Fuel has already moved. Indian state-owned oil marketing companies raised petrol Rs 2.61 and diesel Rs 2.71 per litre in a single revision earlier this month, bringing the May increases to roughly Rs 7.5 per litre across both fuels, the fourth hike in under two weeks. Delhi petrol now sits at Rs 102.12 per litre, the highest level since May 2022. The fuel pinch alone shaves household discretionary spending. The packaged-goods pinch arrives next.
What the RBI’s FY27 Math Now Has to Account For
The Reserve Bank of India (RBI, the country’s central bank) projected fiscal year ending March 2027 (FY27) headline Consumer Price Index (CPI) inflation at 4.6 percent in its most recent monetary policy statement, against a flexible inflation target of 4 percent within a tolerance band.
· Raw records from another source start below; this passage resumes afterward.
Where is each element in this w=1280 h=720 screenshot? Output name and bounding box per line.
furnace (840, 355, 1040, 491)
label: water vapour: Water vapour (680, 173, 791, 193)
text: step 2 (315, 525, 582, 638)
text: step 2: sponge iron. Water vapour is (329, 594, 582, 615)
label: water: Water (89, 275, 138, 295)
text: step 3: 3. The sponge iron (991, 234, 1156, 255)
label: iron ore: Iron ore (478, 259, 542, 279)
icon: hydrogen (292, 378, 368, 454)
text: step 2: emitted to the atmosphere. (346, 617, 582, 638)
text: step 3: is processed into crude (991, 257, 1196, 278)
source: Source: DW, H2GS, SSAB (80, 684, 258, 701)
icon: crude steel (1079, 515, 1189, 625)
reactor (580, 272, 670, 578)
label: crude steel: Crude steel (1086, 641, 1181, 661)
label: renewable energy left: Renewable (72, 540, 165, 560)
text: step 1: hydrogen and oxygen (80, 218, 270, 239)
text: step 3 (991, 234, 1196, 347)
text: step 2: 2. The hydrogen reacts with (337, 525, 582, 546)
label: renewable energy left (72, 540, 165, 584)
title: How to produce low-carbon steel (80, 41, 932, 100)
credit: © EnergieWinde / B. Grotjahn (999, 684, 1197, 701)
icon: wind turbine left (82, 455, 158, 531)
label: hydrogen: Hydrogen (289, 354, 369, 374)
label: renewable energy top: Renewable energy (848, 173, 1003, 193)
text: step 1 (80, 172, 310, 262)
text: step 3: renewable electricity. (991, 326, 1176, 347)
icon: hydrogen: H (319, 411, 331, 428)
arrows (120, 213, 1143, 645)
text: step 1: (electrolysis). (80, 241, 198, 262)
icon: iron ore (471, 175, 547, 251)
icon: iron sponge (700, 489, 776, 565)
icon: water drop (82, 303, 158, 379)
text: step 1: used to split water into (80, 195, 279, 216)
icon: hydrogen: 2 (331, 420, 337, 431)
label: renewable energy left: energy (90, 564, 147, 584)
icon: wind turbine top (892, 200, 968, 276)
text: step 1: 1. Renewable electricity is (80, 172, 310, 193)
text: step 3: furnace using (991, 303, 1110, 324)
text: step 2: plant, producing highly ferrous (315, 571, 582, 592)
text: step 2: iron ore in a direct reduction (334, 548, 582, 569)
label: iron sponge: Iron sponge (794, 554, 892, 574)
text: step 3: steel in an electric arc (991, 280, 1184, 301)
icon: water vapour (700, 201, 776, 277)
That number was anchored before Hormuz shut.
The OECD has since revised its FY27 forecast for India upward to 5.1 percent. India’s own Economic Survey for FY26 acknowledged that core inflation, the measure that strips out volatile food and fuel components, will need closer monitoring as global base-metal prices stay elevated and monetary easing carries through. The US Congressional Research Service primer on Iran conflict and Hormuz commodity flows tracks the same metals-channel risk through a different lens.
For the central bank, the bind is familiar. Factory-gate inflation flagged in the latest WPI print will start arriving in CPI readings from June onward. The Monetary Policy Committee (MPC) has been on an easing bias since late 2025. A core-inflation reacceleration into the second half of the calendar year would force a pause at minimum, possibly a reversal.
That, in turn, lands on equity valuations, bond yields, and the broader credit cycle the government has been counting on to support household consumption through the second half. The number to watch is not the headline CPI print, which food prices still dominate, but core CPI. Three consecutive months above 5 percent on the core gauge and the assumption that the inflation impulse is temporary fails the test of its own framework. The RBI’s published inflation-projection history shows how rarely the committee revises mid-cycle once it commits to a path.
If the chokepoint reopens within weeks and global metals retrace, India sees a brief factory-gate spike that the consumer-goods and auto sectors absorb without a full retail pass-through. If it stays shut into the festive quarter, the input-output ratio will not be the only 44-month streak that breaks.